On sent bien à gauche des blessures, des doutes, des angoisses. Je n’échappe à aucun de ces maux. Mais finalement la raison l’emporte : dans douze jours, Hollande va gagner.
D’abord parce qu’il est juste que Sarkozy perde. Et parce que les faits donnent toujours raison en fin de compte à la justice quand la conscience de chacun est concernée. Ce n’est pas la question de revenir ici sur les turpitudes d’une présidence et sur un bilan désastreux. Seulement sur les résultats du premier tour. Indubitablement Sarkozy a été battu. En passant derrière son principal rival comme jamais sortant auparavant, il a reçu la sanction des électeurs. Cette sanction l’a disqualifié pour présider cinq ans de plus et je pense qu’au fond d’eux-mêmes tous les Français le sentent.
Ensuite parce que sa victoire n’est pas pensable, que l’imagination se rebelle à l’envisager. Avec les affaires qu’il traîne derrière lui, qui donnent lieu à des accusations de plus en plus précises et dont le cours est pour lui opportunément interrompu par la campagne électorale, avec l’esprit de revanche qui est le sien, dont moult ont déjà eu à pâtir hier et dont tant, pour avoir enfin dit leur exaspération, auraient à pâtir demain, avec son adhésion chaque jour plus appuyée à l’esprit d’une droite extrême, diviseuse et xénophobe, allant aujourd’hui jusqu’à reprendre ses formules, peut-on concevoir l’épreuve qu’aurait à connaître le pays, que nous aurions à connaître si Sarkozy retrouvait pour cinq ans un pouvoir dont il n’a cessé d’abuser ?
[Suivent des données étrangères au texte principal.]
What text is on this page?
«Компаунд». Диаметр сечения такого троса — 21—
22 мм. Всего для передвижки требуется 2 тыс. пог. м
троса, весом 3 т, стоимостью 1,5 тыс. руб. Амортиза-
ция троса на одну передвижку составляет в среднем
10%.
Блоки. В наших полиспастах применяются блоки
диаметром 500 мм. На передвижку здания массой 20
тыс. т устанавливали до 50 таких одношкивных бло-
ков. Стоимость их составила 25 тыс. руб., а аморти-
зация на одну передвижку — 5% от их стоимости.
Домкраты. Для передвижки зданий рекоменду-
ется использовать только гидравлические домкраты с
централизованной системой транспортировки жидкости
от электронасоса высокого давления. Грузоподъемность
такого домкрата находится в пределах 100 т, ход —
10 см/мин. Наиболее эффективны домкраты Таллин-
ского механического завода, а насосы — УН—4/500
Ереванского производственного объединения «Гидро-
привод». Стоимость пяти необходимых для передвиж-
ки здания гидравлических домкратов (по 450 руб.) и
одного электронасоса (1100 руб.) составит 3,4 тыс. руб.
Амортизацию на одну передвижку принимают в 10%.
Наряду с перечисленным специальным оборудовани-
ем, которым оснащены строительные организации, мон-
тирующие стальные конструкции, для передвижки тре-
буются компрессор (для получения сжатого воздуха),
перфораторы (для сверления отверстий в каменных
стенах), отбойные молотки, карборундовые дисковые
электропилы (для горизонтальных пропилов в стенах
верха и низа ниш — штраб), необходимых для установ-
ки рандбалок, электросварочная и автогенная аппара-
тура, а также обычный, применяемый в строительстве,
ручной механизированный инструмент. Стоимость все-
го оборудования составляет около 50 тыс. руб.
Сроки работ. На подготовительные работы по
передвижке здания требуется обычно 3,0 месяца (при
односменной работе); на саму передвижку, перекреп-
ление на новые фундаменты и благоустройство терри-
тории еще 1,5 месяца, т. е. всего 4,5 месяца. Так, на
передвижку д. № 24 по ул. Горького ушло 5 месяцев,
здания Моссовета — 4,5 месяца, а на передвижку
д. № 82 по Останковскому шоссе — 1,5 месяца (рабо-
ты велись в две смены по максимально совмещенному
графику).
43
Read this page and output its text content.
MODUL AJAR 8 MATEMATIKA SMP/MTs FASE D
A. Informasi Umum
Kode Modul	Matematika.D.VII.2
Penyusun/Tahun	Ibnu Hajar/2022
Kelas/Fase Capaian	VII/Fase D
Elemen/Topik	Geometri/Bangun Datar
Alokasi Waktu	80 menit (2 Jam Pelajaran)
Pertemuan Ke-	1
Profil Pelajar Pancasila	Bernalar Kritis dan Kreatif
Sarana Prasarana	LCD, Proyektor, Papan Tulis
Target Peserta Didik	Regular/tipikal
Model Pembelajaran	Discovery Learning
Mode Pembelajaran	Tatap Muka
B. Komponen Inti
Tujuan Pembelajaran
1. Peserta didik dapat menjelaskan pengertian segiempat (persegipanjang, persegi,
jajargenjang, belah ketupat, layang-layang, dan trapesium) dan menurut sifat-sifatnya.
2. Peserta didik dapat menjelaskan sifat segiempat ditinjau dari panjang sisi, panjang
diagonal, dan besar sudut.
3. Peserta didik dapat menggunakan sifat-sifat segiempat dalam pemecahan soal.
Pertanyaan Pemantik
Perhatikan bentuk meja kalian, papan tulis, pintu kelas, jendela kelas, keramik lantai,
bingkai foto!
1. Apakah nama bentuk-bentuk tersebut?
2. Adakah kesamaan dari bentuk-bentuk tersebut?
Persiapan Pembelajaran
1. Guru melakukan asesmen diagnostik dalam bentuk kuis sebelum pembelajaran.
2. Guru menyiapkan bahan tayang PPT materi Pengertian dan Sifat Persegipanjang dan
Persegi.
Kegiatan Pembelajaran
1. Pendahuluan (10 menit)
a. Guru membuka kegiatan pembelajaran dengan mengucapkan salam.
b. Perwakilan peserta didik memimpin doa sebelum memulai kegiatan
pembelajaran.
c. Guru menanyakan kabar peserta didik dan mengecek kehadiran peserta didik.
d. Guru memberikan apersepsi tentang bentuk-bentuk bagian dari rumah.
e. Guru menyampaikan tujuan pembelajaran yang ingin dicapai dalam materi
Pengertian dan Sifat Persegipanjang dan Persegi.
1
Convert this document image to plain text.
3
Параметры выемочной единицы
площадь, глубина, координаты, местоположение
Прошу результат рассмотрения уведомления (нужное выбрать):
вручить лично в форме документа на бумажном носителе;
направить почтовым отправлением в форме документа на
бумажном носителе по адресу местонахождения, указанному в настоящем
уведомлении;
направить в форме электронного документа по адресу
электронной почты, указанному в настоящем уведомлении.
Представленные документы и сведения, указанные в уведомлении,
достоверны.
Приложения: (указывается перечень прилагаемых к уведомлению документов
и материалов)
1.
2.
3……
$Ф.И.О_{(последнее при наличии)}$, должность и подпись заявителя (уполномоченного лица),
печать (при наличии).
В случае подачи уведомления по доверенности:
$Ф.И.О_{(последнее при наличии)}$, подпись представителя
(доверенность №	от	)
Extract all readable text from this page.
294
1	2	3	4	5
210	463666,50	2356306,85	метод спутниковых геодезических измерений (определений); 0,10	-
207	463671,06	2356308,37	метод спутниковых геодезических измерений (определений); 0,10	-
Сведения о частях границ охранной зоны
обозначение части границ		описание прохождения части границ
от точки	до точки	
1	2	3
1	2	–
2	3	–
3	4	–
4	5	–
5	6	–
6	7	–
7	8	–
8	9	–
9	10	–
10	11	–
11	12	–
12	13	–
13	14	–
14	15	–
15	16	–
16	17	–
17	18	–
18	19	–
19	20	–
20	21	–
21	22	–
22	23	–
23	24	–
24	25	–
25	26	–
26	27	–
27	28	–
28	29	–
Hollande va gagner parce que Sarkozy doit perdre mais aussi parce que lui, Hollande, depuis le temps qu’il est en campagne, n’a démérité ni de la nation, ni de la gauche. Il a toujours parlé au nom de l’unité nationale, refusé l’attaque haineuse, les clivages, les rejets là où son adversaire les multipliait au contraire. Et il est toujours fidèle aux principes forts qui sont les premiers principes de gauche, ceux de l’égalité et de la justice. On peut suivre en ce début de semaine précisément, dans son discours de Lorient comme dans son interview ce matin dans Libération la façon sans équivoque dont il s’adresse aux électeurs du Front national, la manière sûre dont il diagnostique les maux sociaux dont ils sont la victime, les solutions toujours conformes aux principes d’égalité et de fraternité qu’il propose pour les soulager. Ceux qui font à Hollande un procès d’intention, parient par exemple qu’il s’engagera sur la voie du tout sécuritaire n’ont pas l’ombre d’un propos du candidat socialiste à citer pour justifier ce qu’ils avancent.
Hollande va gagner parce qu’il a la gauche derrière lui, la gauche jamais depuis longtemps aussi forte. Toute la gauche, de la plus extrême à la plus modérée, jusqu’au centre où sont les suffrages décisifs. Bien sûr qu’il reste beaucoup de préventions à gauche, que certaines invectives du premier tour ne sont pas tout à fait oubliées. Mais enfin ceux qui n’appellent pas explicitement à voter Hollande appellent tous jusqu’à l’extrême gauche à battre Sarkozy. L’engagement de Mélenchon fort de plus de 11 % des voix est d’une nette et belle fermeté. Et Hollande lui a rendu hommage.
Hollande va gagner enfin parce que l’UMP est en crise. Face à l’indéniable unité de la gauche apparaissent depuis peu des signes de discorde à droite. Oh ! pas de clash encore ! Et sans doute n’y en aura-t-il pas. Mais Devedjean, Jouanno, Raffarin déclarent en termes à peine voilés que Sarkozy va trop loin dans son flirt avec le FN (le Monde du 24 :”les modérés de l’UMP mettent en garde Sarkozy contre une droitisation extrême”). Plus symptomatiquement encore, Juppé, numéro deux du gouvernement, envisage nettement la défaite de l’actuel président et paraît préoccupé avant tout de la cohésion de l’UMP au point que Sarkozy vient de le rappeler à l’ordre (dépêche de Reuters ce mardi à 10 heures).
Si je dis qu’Hollande a gagné, ce n’est pas qu’il risque encore de perdre, ce n’est pas que les tensions, les rancunes, les animosités, les impatiences périlleuses aient disparu à gauche. Mais c’est que l’élan du premier tour y est toujours présent. Avec plus de lucidité peut-être, moins d’ivresse et plus de fermeté, quelque chose qui ressemble à une gravité profonde. Comme lorsqu’on porte l’Histoire et qu’on fait sa marche.